Use aggregate functions to compute values relative to the whole table:

Function Description
sum(col) Total
mean(col) Average
std(col) Standard deviation
min(col) Minimum
max(col) Maximum
count(col) Count
with sales
    pct_of_total = amount / sum(amount)
    z_score = (amount - mean(amount)) / std(amount)

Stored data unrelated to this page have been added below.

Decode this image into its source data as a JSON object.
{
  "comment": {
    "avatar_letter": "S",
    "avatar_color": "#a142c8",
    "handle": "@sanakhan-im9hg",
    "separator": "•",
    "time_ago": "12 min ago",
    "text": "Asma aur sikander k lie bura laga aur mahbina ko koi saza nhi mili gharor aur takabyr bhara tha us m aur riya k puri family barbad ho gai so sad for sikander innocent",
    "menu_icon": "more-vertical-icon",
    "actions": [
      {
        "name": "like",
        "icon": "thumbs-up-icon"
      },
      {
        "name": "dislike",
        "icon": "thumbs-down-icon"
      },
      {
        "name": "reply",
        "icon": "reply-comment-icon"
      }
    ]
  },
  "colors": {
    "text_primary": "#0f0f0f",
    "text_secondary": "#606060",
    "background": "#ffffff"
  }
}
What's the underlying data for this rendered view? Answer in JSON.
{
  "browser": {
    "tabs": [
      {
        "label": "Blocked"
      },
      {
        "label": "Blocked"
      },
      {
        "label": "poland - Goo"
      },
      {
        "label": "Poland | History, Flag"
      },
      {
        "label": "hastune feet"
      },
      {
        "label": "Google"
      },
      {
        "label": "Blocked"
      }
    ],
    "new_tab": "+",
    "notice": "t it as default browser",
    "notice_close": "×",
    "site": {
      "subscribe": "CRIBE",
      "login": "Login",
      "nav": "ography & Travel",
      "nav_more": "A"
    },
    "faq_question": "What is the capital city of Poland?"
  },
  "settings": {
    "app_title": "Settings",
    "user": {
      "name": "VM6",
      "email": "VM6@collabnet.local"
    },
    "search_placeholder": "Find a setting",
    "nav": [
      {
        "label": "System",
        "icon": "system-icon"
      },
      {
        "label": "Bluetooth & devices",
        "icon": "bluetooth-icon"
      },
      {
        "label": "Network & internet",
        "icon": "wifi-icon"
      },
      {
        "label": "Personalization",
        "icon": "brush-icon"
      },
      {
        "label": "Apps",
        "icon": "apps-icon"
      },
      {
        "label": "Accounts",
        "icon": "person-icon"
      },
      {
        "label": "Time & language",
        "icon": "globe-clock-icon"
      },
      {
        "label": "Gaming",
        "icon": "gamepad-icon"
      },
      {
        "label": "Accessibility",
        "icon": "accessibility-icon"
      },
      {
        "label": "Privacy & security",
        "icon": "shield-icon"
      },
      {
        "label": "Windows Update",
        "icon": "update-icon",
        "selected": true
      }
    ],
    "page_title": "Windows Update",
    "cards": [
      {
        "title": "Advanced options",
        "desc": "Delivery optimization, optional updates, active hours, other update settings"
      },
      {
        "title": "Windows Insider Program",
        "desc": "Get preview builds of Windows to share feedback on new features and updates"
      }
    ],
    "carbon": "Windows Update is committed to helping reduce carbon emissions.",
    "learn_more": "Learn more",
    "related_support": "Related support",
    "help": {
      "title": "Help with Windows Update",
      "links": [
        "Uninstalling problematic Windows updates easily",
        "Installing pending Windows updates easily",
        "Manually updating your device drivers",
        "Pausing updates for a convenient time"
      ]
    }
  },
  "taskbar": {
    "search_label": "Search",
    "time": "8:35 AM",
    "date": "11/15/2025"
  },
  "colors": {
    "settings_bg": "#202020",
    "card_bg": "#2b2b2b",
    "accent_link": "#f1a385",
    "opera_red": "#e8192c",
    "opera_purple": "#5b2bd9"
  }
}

Windowed aggregates — compute the aggregate within groups using by:

with sales
    pct_of_region = amount / sum(amount)
        by region

    regional_z = (amount - mean(amount)) / std(amount)
        by region, category

Conditional assignment — where

Create a column with different values depending on a condition:

with sales
    discounted_price = price * 0.9
        where category == "clearance"

else is optional. Without it, rows where the condition is false receive null / NaN. Use else to provide a default:

with sales
    discounted_price = price * 0.9
        where category == "clearance"
        else price

Multi-case assignment

Test multiple conditions in order; use explicit else for the default:

with sales
    tier =
        where amount > 500; "Gold"
        where amount > 100; "Silver"
        else "Bronze"
with products
    price_band =
        where price > 1000; "premium"
        where price > 200;  "mid"
        else "budget"
with sales
    adjusted =
        where amount > 500; amount * 2
        where amount > 100; amount * 1.5
        else amount

The conditions are evaluated in order; the first match wins. The else line is the default value.